De verlengde minderjarigheid is een inmiddels afgeschaft beschermingsstatuut inhoudende de handelingsonbekwaamheid van verstandelijk gehandicapte personen waarbij en waardoor de beschermde personen onder het gezag van hun ouders bleven zolang die leefden en onder een voogd aangesteld door de vrederechter van de woonplaats van de minderjarige, ingeval de ouders kwamen te overlijden.
Sinds de wet bewindvoering op 1 september 2014 in werking trad, bestaat de verlengde minderjarigheid niet langer. De vrederechter voorziet nu voor alle personen waarvoor een beschermingsmaatregel aangevraagd wordt over een bewindvoering ‘op maat’.
De statuten ‘verlengde minderjarigheid’ en ‘voorlopige bewindvoering’ worden dus niet meer toegekend.
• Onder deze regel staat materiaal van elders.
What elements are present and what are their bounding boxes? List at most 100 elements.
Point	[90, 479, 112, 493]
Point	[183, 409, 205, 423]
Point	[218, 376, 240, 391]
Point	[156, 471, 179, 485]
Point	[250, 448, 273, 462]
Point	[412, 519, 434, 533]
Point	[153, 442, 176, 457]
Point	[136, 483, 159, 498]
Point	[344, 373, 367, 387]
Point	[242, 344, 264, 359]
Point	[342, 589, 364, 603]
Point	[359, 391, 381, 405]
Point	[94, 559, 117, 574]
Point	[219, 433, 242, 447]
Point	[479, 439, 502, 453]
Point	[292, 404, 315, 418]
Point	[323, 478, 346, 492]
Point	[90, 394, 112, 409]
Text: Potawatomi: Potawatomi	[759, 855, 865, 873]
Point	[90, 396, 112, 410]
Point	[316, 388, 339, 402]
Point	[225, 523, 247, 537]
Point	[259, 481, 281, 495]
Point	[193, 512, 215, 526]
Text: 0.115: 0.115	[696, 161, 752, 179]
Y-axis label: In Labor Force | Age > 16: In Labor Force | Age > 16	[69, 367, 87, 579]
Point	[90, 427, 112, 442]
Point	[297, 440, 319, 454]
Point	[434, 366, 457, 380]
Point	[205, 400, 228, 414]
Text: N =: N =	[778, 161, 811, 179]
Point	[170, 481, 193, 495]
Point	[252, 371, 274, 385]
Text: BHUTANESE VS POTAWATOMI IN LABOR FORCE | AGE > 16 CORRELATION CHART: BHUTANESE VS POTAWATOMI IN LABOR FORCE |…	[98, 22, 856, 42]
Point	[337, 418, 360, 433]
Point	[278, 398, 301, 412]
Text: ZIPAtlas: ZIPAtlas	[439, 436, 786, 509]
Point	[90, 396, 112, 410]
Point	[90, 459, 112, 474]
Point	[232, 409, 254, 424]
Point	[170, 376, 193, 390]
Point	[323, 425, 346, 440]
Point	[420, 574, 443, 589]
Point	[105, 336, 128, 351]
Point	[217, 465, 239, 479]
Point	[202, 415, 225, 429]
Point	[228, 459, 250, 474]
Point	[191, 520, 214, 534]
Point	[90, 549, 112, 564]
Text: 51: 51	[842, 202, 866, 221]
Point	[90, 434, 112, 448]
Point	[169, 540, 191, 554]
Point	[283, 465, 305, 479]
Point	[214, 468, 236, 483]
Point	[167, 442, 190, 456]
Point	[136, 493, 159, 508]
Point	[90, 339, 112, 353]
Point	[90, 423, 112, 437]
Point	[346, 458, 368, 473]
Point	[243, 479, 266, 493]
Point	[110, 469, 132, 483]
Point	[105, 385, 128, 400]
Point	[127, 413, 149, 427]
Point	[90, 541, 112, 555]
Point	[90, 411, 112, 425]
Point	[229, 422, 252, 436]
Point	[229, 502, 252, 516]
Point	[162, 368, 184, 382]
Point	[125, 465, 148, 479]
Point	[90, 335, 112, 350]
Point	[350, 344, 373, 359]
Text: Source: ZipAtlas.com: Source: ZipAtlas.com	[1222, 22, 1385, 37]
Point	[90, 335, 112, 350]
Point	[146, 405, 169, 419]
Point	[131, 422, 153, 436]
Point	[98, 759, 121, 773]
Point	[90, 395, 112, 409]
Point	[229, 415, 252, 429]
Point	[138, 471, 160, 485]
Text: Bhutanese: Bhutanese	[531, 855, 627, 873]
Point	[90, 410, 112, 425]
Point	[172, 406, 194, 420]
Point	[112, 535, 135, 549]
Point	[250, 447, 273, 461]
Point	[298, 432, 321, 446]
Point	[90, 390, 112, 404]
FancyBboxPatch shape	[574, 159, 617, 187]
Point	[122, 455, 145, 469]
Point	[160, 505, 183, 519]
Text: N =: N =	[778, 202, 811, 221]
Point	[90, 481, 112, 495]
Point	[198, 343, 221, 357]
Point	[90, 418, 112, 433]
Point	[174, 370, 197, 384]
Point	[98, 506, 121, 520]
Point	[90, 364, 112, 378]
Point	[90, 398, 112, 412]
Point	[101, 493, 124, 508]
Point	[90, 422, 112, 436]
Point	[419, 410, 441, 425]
Er werd voorzien in een tijdelijke uitdoofregeling die liep tot 1 september 2019, waarna alle bestaande statuten verlengde minderjarigheid en voorlopige bewindvoering automatisch zijn overgaan naar ‘bewindvoering’.
De nieuwigheid van het bewind tegenover de verlengde minderjarigheid is dat, waar bij de verlengde minderjarigheid er van uit gegaan werd dat het verstandelijk beperkte kind niets kon en dat de rechter hierop uitzonderlingen kon toestaan, onder het bewind de situatie omgekeerd is. Bij het bewind gaat men ervan uit dat het kind alles kan en dat de vrederechter gaat bepalen wat er niet kan. Centraal hierbij is dat er naast de goederen nu ook over de persoon van het verstandelijk beperkte kind beschermingsmaatregelen kunnen genomen worden.
De auteur toont in de alhier besproken bijdrage zijn bekommernis over de opdracht, keuzes en vragen van ouders en familieleden van een mentaal gehandicapt kind. Hij wijst op de moeilijkheden inzake de materiële opvang, de opvoeding en later de begeleiding van hun mentaal gehandicapt 'kind'.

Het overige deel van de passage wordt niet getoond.